You are not alone in discovering that you are not entitled to the full amount of the new pension. The government itself estimated that in the first year of the new state pension only half the people retiring in this period would be entitled to the full level. Anyone who built up an entitlement under the old system in excess of the new £155.65 limit will have that access protected.

This guarantee to pay the higher of the old or new doesn't help you, though, as because you were contracted out, your old-style state pension will be on the low side anyway.

You haven't necessarily lost out. You have to take account of how the rebated NI was used. By contracting out, you might actually now be better off, or no worse off. Although if your rebated NI was paid into a personal pension, high plan charges might have prevented this pot from reaching its full potential. Perhaps you were invested in a company or public sector final-salary pension scheme? If so, then what you have lost from the state, you will gain from this pension plan.

So what can you do now to boost your pension? Without having detailed information about your situation, it's difficult to say. There are some general actions that you can consider.

If by the time you retire you will not have made 35 years of contributions, there is a facility to make voluntary additional contributions to fill in the gaps.

Even if you have made 35 years of contributions, if you now carry on paying NI you can continue to build up your State Pension to the maximum £155.65 a week up until you reach state pension age.

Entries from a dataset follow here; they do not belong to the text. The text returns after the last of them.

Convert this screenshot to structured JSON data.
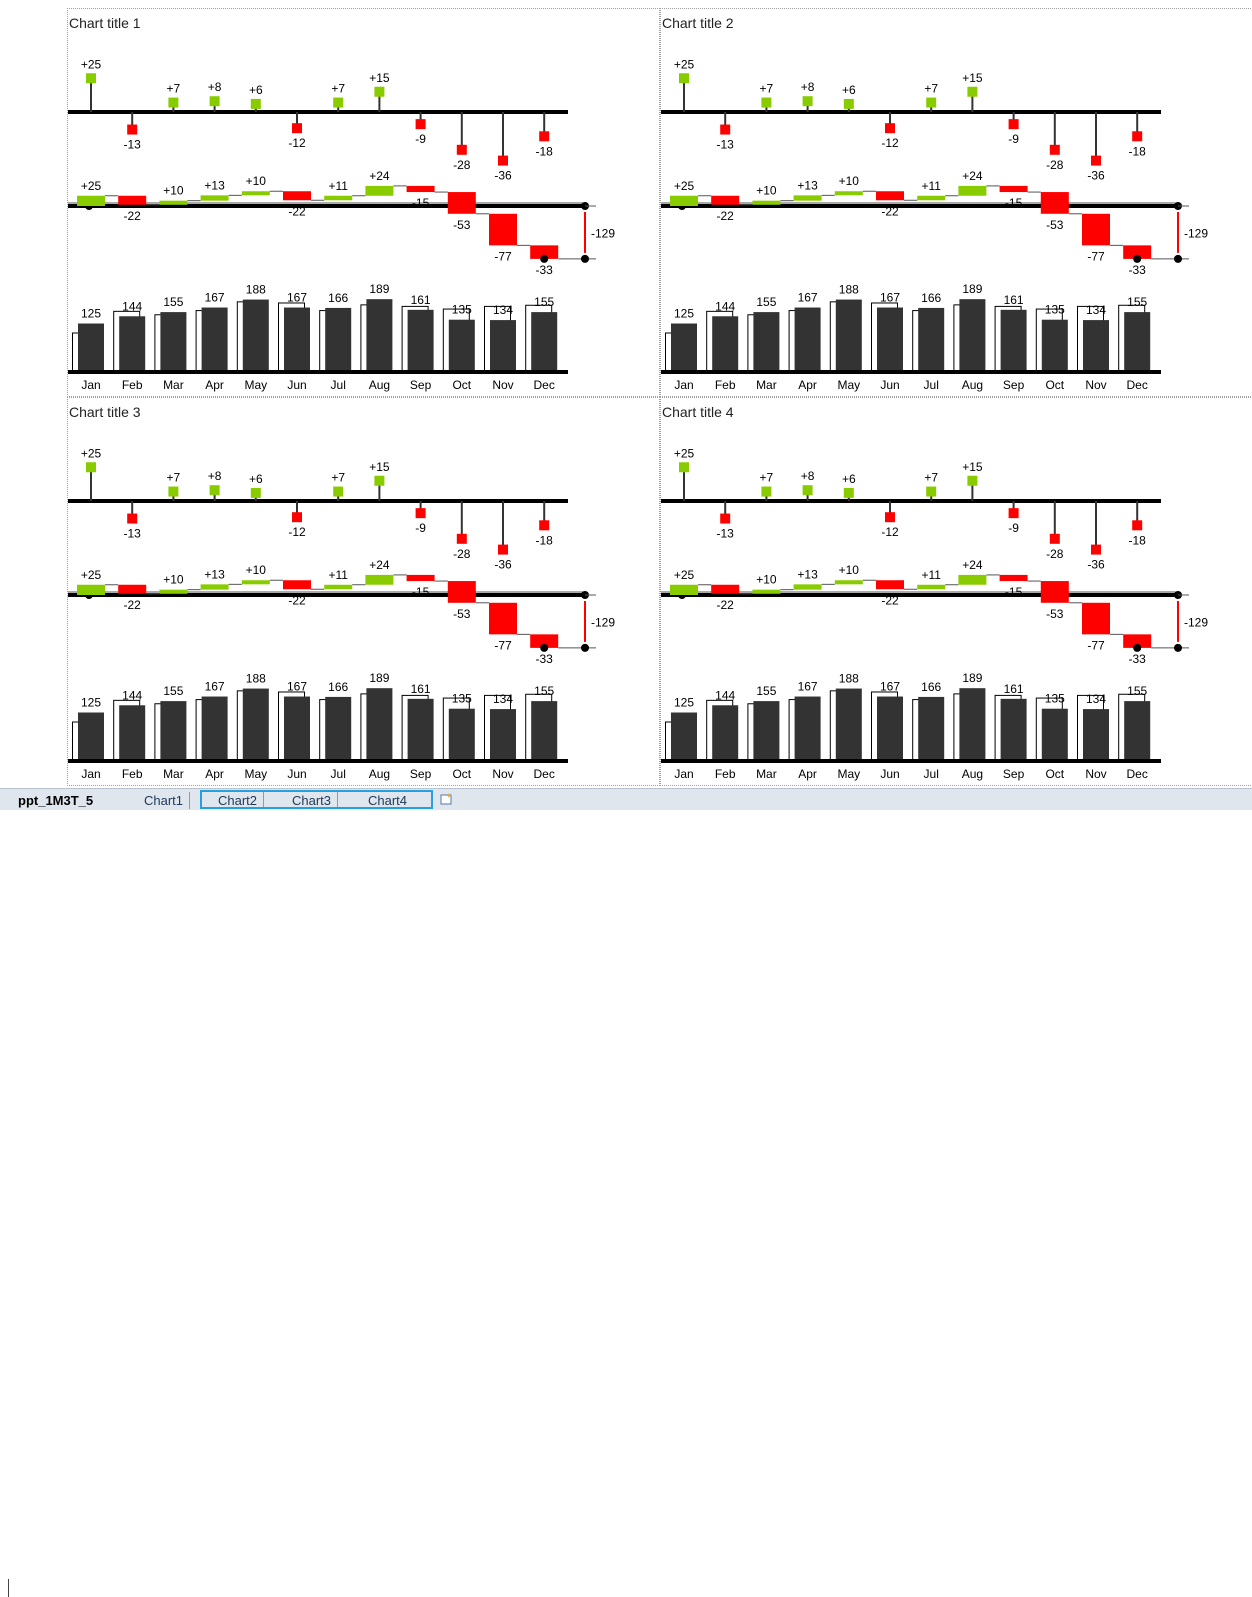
{
  "sheet": {
    "tabs": [
      "ppt_1M3T_5",
      "Chart1",
      "Chart2",
      "Chart3",
      "Chart4"
    ],
    "active_tab": "ppt_1M3T_5",
    "selected_tabs": [
      "Chart2",
      "Chart3",
      "Chart4"
    ],
    "new_sheet_icon": "new-sheet-icon"
  },
  "colors": {
    "positive": "#88cc00",
    "negative": "#ff0000",
    "bar": "#333333",
    "axis": "#000000"
  },
  "chart_data": [
    {
      "title": "Chart title 1",
      "type": "bar",
      "categories": [
        "Jan",
        "Feb",
        "Mar",
        "Apr",
        "May",
        "Jun",
        "Jul",
        "Aug",
        "Sep",
        "Oct",
        "Nov",
        "Dec"
      ],
      "variance": {
        "values": [
          25,
          -13,
          7,
          8,
          6,
          -12,
          7,
          15,
          -9,
          -28,
          -36,
          -18
        ],
        "labels": [
          "+25",
          "-13",
          "+7",
          "+8",
          "+6",
          "-12",
          "+7",
          "+15",
          "-9",
          "-28",
          "-36",
          "-18"
        ]
      },
      "cumulative": {
        "values": [
          25,
          -22,
          10,
          13,
          10,
          -22,
          11,
          24,
          -15,
          -53,
          -77,
          -33
        ],
        "labels": [
          "+25",
          "-22",
          "+10",
          "+13",
          "+10",
          "-22",
          "+11",
          "+24",
          "-15",
          "-53",
          "-77",
          "-33"
        ],
        "total": -129,
        "total_label": "-129"
      },
      "actual": [
        125,
        144,
        155,
        167,
        188,
        167,
        166,
        189,
        161,
        135,
        134,
        155
      ],
      "previous": [
        100,
        157,
        148,
        159,
        182,
        179,
        159,
        174,
        170,
        163,
        170,
        173
      ]
    },
    {
      "title": "Chart title 2",
      "type": "bar",
      "categories": [
        "Jan",
        "Feb",
        "Mar",
        "Apr",
        "May",
        "Jun",
        "Jul",
        "Aug",
        "Sep",
        "Oct",
        "Nov",
        "Dec"
      ],
      "variance": {
        "values": [
          25,
          -13,
          7,
          8,
          6,
          -12,
          7,
          15,
          -9,
          -28,
          -36,
          -18
        ],
        "labels": [
          "+25",
          "-13",
          "+7",
          "+8",
          "+6",
          "-12",
          "+7",
          "+15",
          "-9",
          "-28",
          "-36",
          "-18"
        ]
      },
      "cumulative": {
        "values": [
          25,
          -22,
          10,
          13,
          10,
          -22,
          11,
          24,
          -15,
          -53,
          -77,
          -33
        ],
        "labels": [
          "+25",
          "-22",
          "+10",
          "+13",
          "+10",
          "-22",
          "+11",
          "+24",
          "-15",
          "-53",
          "-77",
          "-33"
        ],
        "total": -129,
        "total_label": "-129"
      },
      "actual": [
        125,
        144,
        155,
        167,
        188,
        167,
        166,
        189,
        161,
        135,
        134,
        155
      ],
      "previous": [
        100,
        157,
        148,
        159,
        182,
        179,
        159,
        174,
        170,
        163,
        170,
        173
      ]
    },
    {
      "title": "Chart title 3",
      "type": "bar",
      "categories": [
        "Jan",
        "Feb",
        "Mar",
        "Apr",
        "May",
        "Jun",
        "Jul",
        "Aug",
        "Sep",
        "Oct",
        "Nov",
        "Dec"
      ],
      "variance": {
        "values": [
          25,
          -13,
          7,
          8,
          6,
          -12,
          7,
          15,
          -9,
          -28,
          -36,
          -18
        ],
        "labels": [
          "+25",
          "-13",
          "+7",
          "+8",
          "+6",
          "-12",
          "+7",
          "+15",
          "-9",
          "-28",
          "-36",
          "-18"
        ]
      },
      "cumulative": {
        "values": [
          25,
          -22,
          10,
          13,
          10,
          -22,
          11,
          24,
          -15,
          -53,
          -77,
          -33
        ],
        "labels": [
          "+25",
          "-22",
          "+10",
          "+13",
          "+10",
          "-22",
          "+11",
          "+24",
          "-15",
          "-53",
          "-77",
          "-33"
        ],
        "total": -129,
        "total_label": "-129"
      },
      "actual": [
        125,
        144,
        155,
        167,
        188,
        167,
        166,
        189,
        161,
        135,
        134,
        155
      ],
      "previous": [
        100,
        157,
        148,
        159,
        182,
        179,
        159,
        174,
        170,
        163,
        170,
        173
      ]
    },
    {
      "title": "Chart title 4",
      "type": "bar",
      "categories": [
        "Jan",
        "Feb",
        "Mar",
        "Apr",
        "May",
        "Jun",
        "Jul",
        "Aug",
        "Sep",
        "Oct",
        "Nov",
        "Dec"
      ],
      "variance": {
        "values": [
          25,
          -13,
          7,
          8,
          6,
          -12,
          7,
          15,
          -9,
          -28,
          -36,
          -18
        ],
        "labels": [
          "+25",
          "-13",
          "+7",
          "+8",
          "+6",
          "-12",
          "+7",
          "+15",
          "-9",
          "-28",
          "-36",
          "-18"
        ]
      },
      "cumulative": {
        "values": [
          25,
          -22,
          10,
          13,
          10,
          -22,
          11,
          24,
          -15,
          -53,
          -77,
          -33
        ],
        "labels": [
          "+25",
          "-22",
          "+10",
          "+13",
          "+10",
          "-22",
          "+11",
          "+24",
          "-15",
          "-53",
          "-77",
          "-33"
        ],
        "total": -129,
        "total_label": "-129"
      },
      "actual": [
        125,
        144,
        155,
        167,
        188,
        167,
        166,
        189,
        161,
        135,
        134,
        155
      ],
      "previous": [
        100,
        157,
        148,
        159,
        182,
        179,
        159,
        174,
        170,
        163,
        170,
        173
      ]
    }
  ]
}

For people who reached the retirement age before 6 April 2016, there is a window in which they can make top-ups to buy extra pension, but only until 5 April this year. Go to the state pension top-up calculator at

Note that while you can continue working past state retirement age, you cannot make NI contributions after you reach the state pension age.

If you defer taking the state pension you can increase the amount you will be paid. By deferring for one year, you'll get an extra £468 a year. Do nothing if you want to defer. Your pension will automatically be deferred until you claim it.

You could also check you are using your full personal pension allowance subject to the annual limit of £40,000, or less for the highest earners, and the £1m lifetime cap, and you can also make use of any allowance you didn't use from the previous three tax years.